I am using logstash
to add indexes to my elastic seach
by pulling data from my Oracle DB
and my logstash config is as follows:
input {
jdbc
{
jdbc_driver_library => "<path>/ojdbc10.jar"
jdbc_driver_class => "Java::oracle.jdbc.driver.OracleDriver"
jdbc_connection_string => "connection string"
jdbc_user => <username>
jdbc_password => <pwd>
statement => "SELECT * FROM my table name"
}
}
output {
elasticsearch {
hosts => ["http://localhost:9200"]
index => "test1"
}
And I see the below result:
curl http://<ip>:9200/_cat/indices?v
health status index uuid pri rep docs.count docs.deleted store.size pri.store.size
yellow open test1 596HT2HTRyyNl79GdiXvvw 1 1 5186122 0 799.4mb 799.4mb
This is working fine and I am able to load data. But now when I try to add an Id to my index so that I can prevent duplicate enties, with following config:
input {
jdbc
{
jdbc_driver_library => "<path>/ojdbc10.jar"
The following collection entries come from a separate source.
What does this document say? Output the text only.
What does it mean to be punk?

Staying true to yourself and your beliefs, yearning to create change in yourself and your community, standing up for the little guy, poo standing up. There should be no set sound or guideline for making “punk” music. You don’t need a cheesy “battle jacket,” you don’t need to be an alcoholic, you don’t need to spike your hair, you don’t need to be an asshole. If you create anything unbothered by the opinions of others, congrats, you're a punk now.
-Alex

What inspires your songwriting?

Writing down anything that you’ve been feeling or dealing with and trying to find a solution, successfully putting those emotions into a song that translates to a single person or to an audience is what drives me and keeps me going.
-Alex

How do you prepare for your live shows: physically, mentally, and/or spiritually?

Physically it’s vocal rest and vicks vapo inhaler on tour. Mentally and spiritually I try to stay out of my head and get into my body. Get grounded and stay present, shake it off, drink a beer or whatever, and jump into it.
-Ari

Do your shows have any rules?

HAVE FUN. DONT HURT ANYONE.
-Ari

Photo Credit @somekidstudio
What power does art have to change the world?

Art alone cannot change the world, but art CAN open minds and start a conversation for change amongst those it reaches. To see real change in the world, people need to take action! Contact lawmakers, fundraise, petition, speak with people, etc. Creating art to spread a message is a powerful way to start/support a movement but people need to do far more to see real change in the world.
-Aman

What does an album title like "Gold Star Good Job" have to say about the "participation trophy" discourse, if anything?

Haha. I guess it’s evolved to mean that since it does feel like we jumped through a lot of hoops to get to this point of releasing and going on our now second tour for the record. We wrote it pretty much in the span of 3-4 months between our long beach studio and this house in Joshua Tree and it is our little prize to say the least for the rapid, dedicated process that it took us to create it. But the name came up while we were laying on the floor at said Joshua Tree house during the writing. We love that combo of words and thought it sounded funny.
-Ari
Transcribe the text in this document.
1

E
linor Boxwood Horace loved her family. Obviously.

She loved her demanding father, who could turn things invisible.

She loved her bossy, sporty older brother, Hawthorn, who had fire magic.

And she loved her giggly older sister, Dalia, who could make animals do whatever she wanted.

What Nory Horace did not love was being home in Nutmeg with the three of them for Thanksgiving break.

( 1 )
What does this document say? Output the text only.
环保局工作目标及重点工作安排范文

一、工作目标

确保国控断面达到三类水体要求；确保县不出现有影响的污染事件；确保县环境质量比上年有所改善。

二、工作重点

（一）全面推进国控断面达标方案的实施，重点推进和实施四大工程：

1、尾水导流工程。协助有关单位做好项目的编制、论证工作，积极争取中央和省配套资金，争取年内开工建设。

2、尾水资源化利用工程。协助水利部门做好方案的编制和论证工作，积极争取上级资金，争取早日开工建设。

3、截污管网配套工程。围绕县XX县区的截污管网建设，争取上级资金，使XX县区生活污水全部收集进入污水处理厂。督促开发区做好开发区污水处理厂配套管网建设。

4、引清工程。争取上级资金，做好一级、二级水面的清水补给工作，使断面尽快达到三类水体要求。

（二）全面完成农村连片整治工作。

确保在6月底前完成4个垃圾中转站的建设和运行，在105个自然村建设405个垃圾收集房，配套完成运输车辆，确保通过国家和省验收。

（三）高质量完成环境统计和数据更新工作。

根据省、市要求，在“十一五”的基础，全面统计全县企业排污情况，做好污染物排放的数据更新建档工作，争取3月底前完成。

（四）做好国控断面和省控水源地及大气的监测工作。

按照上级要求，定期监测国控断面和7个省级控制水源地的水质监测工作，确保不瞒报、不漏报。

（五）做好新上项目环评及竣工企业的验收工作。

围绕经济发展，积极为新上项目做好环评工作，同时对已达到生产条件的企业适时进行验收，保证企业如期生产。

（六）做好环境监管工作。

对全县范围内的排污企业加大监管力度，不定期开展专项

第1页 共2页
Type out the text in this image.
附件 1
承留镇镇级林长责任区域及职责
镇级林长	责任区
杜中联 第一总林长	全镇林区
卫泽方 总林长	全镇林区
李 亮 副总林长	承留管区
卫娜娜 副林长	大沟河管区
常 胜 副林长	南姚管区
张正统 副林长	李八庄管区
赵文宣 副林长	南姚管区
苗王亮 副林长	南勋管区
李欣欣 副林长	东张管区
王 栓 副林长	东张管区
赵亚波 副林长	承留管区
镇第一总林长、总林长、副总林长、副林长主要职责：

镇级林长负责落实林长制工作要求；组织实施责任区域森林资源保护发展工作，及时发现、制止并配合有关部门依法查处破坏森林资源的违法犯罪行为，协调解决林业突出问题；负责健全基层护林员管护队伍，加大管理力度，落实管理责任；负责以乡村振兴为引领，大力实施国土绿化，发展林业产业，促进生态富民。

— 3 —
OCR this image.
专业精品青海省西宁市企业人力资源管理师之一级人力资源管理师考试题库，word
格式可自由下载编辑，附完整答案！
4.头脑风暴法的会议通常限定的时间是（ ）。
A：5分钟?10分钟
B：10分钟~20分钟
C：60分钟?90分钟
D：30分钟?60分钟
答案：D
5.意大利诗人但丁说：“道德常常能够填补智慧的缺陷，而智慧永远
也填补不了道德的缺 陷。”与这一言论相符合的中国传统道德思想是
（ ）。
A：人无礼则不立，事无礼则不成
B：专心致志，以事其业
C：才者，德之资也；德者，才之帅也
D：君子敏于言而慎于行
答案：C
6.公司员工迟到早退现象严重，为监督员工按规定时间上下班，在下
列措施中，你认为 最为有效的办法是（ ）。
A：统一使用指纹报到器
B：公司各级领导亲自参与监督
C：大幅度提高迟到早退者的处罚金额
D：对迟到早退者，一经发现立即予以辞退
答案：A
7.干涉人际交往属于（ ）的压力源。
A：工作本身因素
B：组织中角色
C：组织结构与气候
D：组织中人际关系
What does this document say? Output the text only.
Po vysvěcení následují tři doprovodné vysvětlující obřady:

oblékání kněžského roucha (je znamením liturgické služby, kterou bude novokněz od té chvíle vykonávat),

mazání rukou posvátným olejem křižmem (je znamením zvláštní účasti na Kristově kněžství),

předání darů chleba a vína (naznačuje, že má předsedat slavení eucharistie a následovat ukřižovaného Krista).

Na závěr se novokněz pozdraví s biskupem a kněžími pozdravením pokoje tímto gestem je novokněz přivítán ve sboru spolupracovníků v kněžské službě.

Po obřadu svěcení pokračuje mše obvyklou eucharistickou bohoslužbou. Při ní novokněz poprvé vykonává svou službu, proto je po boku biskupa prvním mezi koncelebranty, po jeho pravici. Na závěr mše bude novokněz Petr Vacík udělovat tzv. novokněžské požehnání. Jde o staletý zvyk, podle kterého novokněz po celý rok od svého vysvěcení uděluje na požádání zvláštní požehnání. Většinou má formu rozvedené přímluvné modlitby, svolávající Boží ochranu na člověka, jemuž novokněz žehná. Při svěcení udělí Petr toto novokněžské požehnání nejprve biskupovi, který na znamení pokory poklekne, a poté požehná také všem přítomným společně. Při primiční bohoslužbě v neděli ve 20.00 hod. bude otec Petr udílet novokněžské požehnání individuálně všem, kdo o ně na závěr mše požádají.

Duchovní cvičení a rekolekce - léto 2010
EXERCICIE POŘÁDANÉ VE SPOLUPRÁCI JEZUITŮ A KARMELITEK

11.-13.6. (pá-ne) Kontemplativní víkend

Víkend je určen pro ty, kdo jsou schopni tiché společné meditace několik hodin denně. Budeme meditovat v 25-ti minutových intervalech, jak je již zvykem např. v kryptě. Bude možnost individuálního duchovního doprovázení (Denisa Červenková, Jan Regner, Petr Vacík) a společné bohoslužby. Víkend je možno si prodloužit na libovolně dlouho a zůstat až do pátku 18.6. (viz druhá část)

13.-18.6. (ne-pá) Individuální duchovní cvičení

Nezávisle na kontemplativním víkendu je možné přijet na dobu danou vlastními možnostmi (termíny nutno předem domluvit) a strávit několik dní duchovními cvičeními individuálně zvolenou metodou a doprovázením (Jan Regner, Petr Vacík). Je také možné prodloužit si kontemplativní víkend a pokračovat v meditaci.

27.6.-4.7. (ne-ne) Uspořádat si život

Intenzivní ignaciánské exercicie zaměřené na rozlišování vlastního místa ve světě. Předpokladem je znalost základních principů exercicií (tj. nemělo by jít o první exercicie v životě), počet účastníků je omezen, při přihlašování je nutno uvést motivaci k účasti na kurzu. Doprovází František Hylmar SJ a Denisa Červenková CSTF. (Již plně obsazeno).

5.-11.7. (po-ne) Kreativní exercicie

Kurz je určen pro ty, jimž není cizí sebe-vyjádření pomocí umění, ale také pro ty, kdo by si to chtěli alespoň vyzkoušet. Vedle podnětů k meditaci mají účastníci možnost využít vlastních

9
jdbc_driver_class => "Java::oracle.jdbc.driver.OracleDriver"
jdbc_connection_string => "connection string"
jdbc_user => <username>
jdbc_password => <pwd>
statement => "SELECT * FROM my table name"
}
}
output {
elasticsearch {
hosts => ["http://localhost:9200"]
index => "test4"
action => "update"
doc_as_upsert => true
document_id => "%{col1}%-%{col2}%"
}
And now when I query indexes:
curl http://<ip>:9200/_cat/indices?v
health status index uuid pri rep docs.count docs.deleted store.size pri.store.size
ellow open test4 PhkmuzRPTPCplaxQGNaelw 1 1 1 149711 31.2mb 31.2mb
Not sure what I am missing here. I want to aviod duplicates and also want to be able to capture delta on that table. My table has a composite key
which I am trying to combine as id for the elastic search index here.
I was able to follow the link shared be @Val https://stackoverflow.com/a/33591537/4604579 updated my configs and I am able to index the document as required
My Updated config is:
input {
jdbc
{
jdbc_driver_library => "<path>/ojdbc10.jar"
jdbc_driver_class => "Java::oracle.jdbc.driver.OracleDriver"
jdbc_connection_string => "connection string"
jdbc_user => <username>
jdbc_password => <pwd>
statement => "SELECT * FROM my table name WHERE last_modified_date >= :sql_last_value"
schedule => "* * * * *"
"
}
}
output {
elasticsearch {
hosts => ["http://localhost:9200"]
index => "test2"
document_id => "%{col1}-%{col2}-%{col3}"
action => "update"
doc_as_upsert => true
document_id => "%{col1}-%{col2}-%{col3}"
}